The scheme is based on the concept of “social insurance”, which a number of other OECD countries have adopted.

The discussion document notes that:

  • An estimated 115,000 people each year risk sudden falls in income, unemployment and long-term wage losses while around 20,000 people stop work due to health conditions or disability. The wage losses alone are estimated at over $15 billion annually.
  • New Zealand currently has limited support for displaced workers and those with health conditions or disabilities. For example, the welfare system provides only modest financial support as it aims to help meet essential living costs and alleviate poverty, and is not tied to previous income, so workers can face significant income drops following a job loss.
  • Income insurance would better “smooth incomes”, so people do not face abrupt falls in income and the associated financial and mental stresses due to loss of work. It could act as an “automatic stabiliser” for the New Zealand economy during an economic downturn by supporting incomes, expenditure, and Government tax revenue. Businesses can be expected to benefit, overall, from greater opportunities for displaced workers to retrain and upskill as well as sustaining consumer demand in recessions.
  • While there would be additional costs to employers and employees (estimated to be $3.54 billion annually from the levies), an income insurance scheme was preferred to other alternatives by the Working Group. 

Devil in the detail

The full discussion document is over 170 pages. Both it and a summary are available here.
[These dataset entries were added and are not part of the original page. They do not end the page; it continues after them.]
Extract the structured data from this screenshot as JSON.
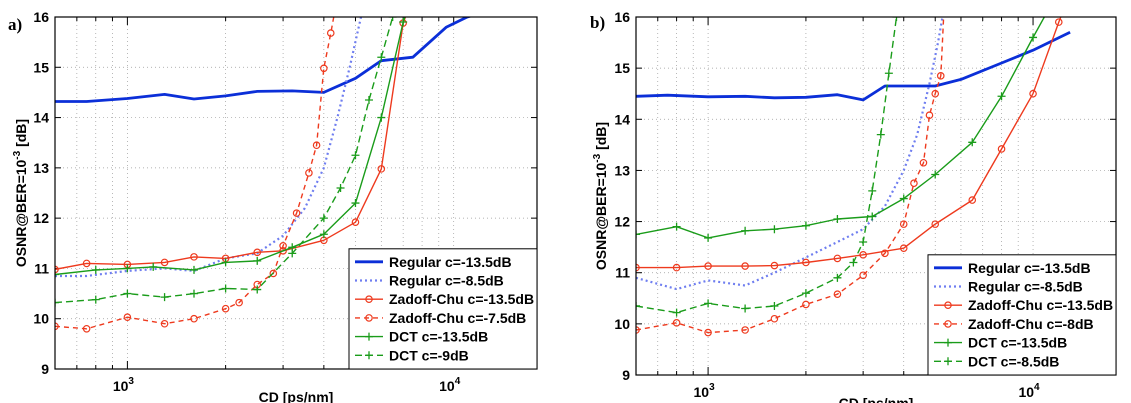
{
  "chart_data": [
    {
      "type": "line",
      "panel_label": "a)",
      "xlabel": "CD [ps/nm]",
      "ylabel_main": "OSNR@BER=10",
      "ylabel_exp": "-3",
      "ylabel_tail": " [dB]",
      "xscale": "log",
      "xlim": [
        600,
        18000
      ],
      "ylim": [
        9,
        16
      ],
      "yticks": [
        "9",
        "10",
        "11",
        "12",
        "13",
        "14",
        "15",
        "16"
      ],
      "xticks": [
        {
          "value": 1000,
          "base": "10",
          "exp": "3"
        },
        {
          "value": 10000,
          "base": "10",
          "exp": "4"
        }
      ],
      "grid": true,
      "legend_position": "bottom-right",
      "series": [
        {
          "name": "Regular c=-13.5dB",
          "color": "#0b2fd8",
          "width": 2.8,
          "dash": "",
          "marker": "none",
          "x": [
            600,
            750,
            1000,
            1300,
            1600,
            2000,
            2500,
            3200,
            4000,
            5000,
            6000,
            7500,
            9500,
            11000,
            12500
          ],
          "y": [
            14.32,
            14.32,
            14.38,
            14.46,
            14.37,
            14.43,
            14.52,
            14.53,
            14.5,
            14.78,
            15.13,
            15.2,
            15.8,
            16.0,
            16.1
          ]
        },
        {
          "name": "Regular c=-8.5dB",
          "color": "#6f7ef0",
          "width": 2.2,
          "dash": "2,3",
          "marker": "none",
          "x": [
            600,
            750,
            1000,
            1300,
            1600,
            2000,
            2500,
            3000,
            3500,
            4000,
            4400,
            4800,
            5200,
            5500
          ],
          "y": [
            10.85,
            10.85,
            10.95,
            11.0,
            10.95,
            11.2,
            11.3,
            11.65,
            12.2,
            13.0,
            14.0,
            15.0,
            16.0,
            16.6
          ]
        },
        {
          "name": "Zadoff-Chu c=-13.5dB",
          "color": "#ee3a1e",
          "width": 1.4,
          "dash": "",
          "marker": "circle",
          "x": [
            600,
            750,
            1000,
            1300,
            1600,
            2000,
            2500,
            3000,
            4000,
            5000,
            6000,
            7000,
            7600,
            8000
          ],
          "y": [
            10.98,
            11.1,
            11.08,
            11.12,
            11.23,
            11.2,
            11.32,
            11.35,
            11.56,
            11.92,
            12.98,
            15.88,
            16.5,
            17.0
          ]
        },
        {
          "name": "Zadoff-Chu c=-7.5dB",
          "color": "#ee3a1e",
          "width": 1.4,
          "dash": "5,4",
          "marker": "circle",
          "x": [
            600,
            750,
            1000,
            1300,
            1600,
            2000,
            2200,
            2500,
            2800,
            3000,
            3300,
            3600,
            3800,
            4000,
            4200,
            4400,
            4500
          ],
          "y": [
            9.85,
            9.8,
            10.03,
            9.9,
            10.0,
            10.2,
            10.32,
            10.68,
            10.9,
            11.45,
            12.1,
            12.9,
            13.45,
            14.98,
            15.68,
            16.4,
            17.0
          ]
        },
        {
          "name": "DCT c=-13.5dB",
          "color": "#1a9c1a",
          "width": 1.4,
          "dash": "",
          "marker": "plus",
          "x": [
            600,
            800,
            1000,
            1200,
            1600,
            2000,
            2500,
            3200,
            4000,
            5000,
            6000,
            7000,
            8000
          ],
          "y": [
            10.88,
            10.97,
            11.0,
            11.03,
            10.97,
            11.12,
            11.15,
            11.42,
            11.68,
            12.3,
            14.0,
            15.9,
            17.0
          ]
        },
        {
          "name": "DCT c=-9dB",
          "color": "#1a9c1a",
          "width": 1.4,
          "dash": "7,4",
          "marker": "plus",
          "x": [
            600,
            800,
            1000,
            1300,
            1600,
            2000,
            2500,
            3200,
            4000,
            4500,
            5000,
            5500,
            6000,
            6500,
            7000
          ],
          "y": [
            10.32,
            10.38,
            10.5,
            10.43,
            10.5,
            10.6,
            10.58,
            11.3,
            12.0,
            12.6,
            13.25,
            14.35,
            15.2,
            16.0,
            17.0
          ]
        }
      ]
    },
    {
      "type": "line",
      "panel_label": "b)",
      "xlabel": "CD [ps/nm]",
      "ylabel_main": "OSNR@BER=10",
      "ylabel_exp": "-3",
      "ylabel_tail": " [dB]",
      "xscale": "log",
      "xlim": [
        600,
        18000
      ],
      "ylim": [
        9,
        16
      ],
      "yticks": [
        "9",
        "10",
        "11",
        "12",
        "13",
        "14",
        "15",
        "16"
      ],
      "xticks": [
        {
          "value": 1000,
          "base": "10",
          "exp": "3"
        },
        {
          "value": 10000,
          "base": "10",
          "exp": "4"
        }
      ],
      "grid": true,
      "legend_position": "bottom-right",
      "series": [
        {
          "name": "Regular c=-13.5dB",
          "color": "#0b2fd8",
          "width": 2.8,
          "dash": "",
          "marker": "none",
          "x": [
            600,
            750,
            1000,
            1300,
            1600,
            2000,
            2500,
            3000,
            3500,
            4000,
            5000,
            6000,
            8000,
            10000,
            13000
          ],
          "y": [
            14.45,
            14.47,
            14.44,
            14.45,
            14.42,
            14.43,
            14.48,
            14.38,
            14.65,
            14.65,
            14.65,
            14.78,
            15.1,
            15.35,
            15.7
          ]
        },
        {
          "name": "Regular c=-8.5dB",
          "color": "#6f7ef0",
          "width": 2.2,
          "dash": "2,3",
          "marker": "none",
          "x": [
            600,
            800,
            1000,
            1300,
            1600,
            2000,
            2500,
            3000,
            3500,
            4000,
            4400,
            4800,
            5100,
            5400,
            5600
          ],
          "y": [
            10.9,
            10.68,
            10.85,
            10.75,
            11.0,
            11.3,
            11.6,
            11.85,
            12.3,
            13.0,
            13.7,
            14.7,
            15.5,
            16.4,
            17.0
          ]
        },
        {
          "name": "Zadoff-Chu c=-13.5dB",
          "color": "#ee3a1e",
          "width": 1.4,
          "dash": "",
          "marker": "circle",
          "x": [
            600,
            800,
            1000,
            1300,
            1600,
            2000,
            2500,
            3000,
            4000,
            5000,
            6500,
            8000,
            10000,
            12000,
            14000
          ],
          "y": [
            11.1,
            11.1,
            11.13,
            11.13,
            11.14,
            11.2,
            11.28,
            11.35,
            11.48,
            11.95,
            12.42,
            13.42,
            14.5,
            15.9,
            17.0
          ]
        },
        {
          "name": "Zadoff-Chu c=-8dB",
          "color": "#ee3a1e",
          "width": 1.4,
          "dash": "5,4",
          "marker": "circle",
          "x": [
            600,
            800,
            1000,
            1300,
            1600,
            2000,
            2500,
            3000,
            3500,
            4000,
            4300,
            4600,
            4800,
            5000,
            5200,
            5400
          ],
          "y": [
            9.88,
            10.02,
            9.83,
            9.88,
            10.1,
            10.38,
            10.58,
            10.95,
            11.38,
            11.95,
            12.75,
            13.15,
            14.08,
            14.5,
            14.85,
            17.0
          ]
        },
        {
          "name": "DCT c=-13.5dB",
          "color": "#1a9c1a",
          "width": 1.4,
          "dash": "",
          "marker": "plus",
          "x": [
            600,
            800,
            1000,
            1300,
            1600,
            2000,
            2500,
            3200,
            4000,
            5000,
            6500,
            8000,
            10000,
            11500,
            13000
          ],
          "y": [
            11.75,
            11.9,
            11.68,
            11.82,
            11.85,
            11.92,
            12.05,
            12.1,
            12.45,
            12.92,
            13.55,
            14.45,
            15.6,
            16.3,
            17.0
          ]
        },
        {
          "name": "DCT c=-8.5dB",
          "color": "#1a9c1a",
          "width": 1.4,
          "dash": "7,4",
          "marker": "plus",
          "x": [
            600,
            800,
            1000,
            1300,
            1600,
            2000,
            2500,
            2800,
            3000,
            3200,
            3400,
            3600,
            3800,
            4000
          ],
          "y": [
            10.35,
            10.22,
            10.4,
            10.3,
            10.35,
            10.6,
            10.9,
            11.2,
            11.6,
            12.6,
            13.7,
            14.9,
            16.0,
            17.0
          ]
        }
      ]
    }
  ]
}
For a reform of this magnitude (the discussion document notes that it would be the largest of its kind since the introduction of accident compensation in the 1970s), there are many matters of detail which will need to be carefully considered.

Views on the feasibility of the scheme, and support (or otherwise) for it, may well depend on some of these design features.

We strongly encourage clients to engage in the upcoming consultation process.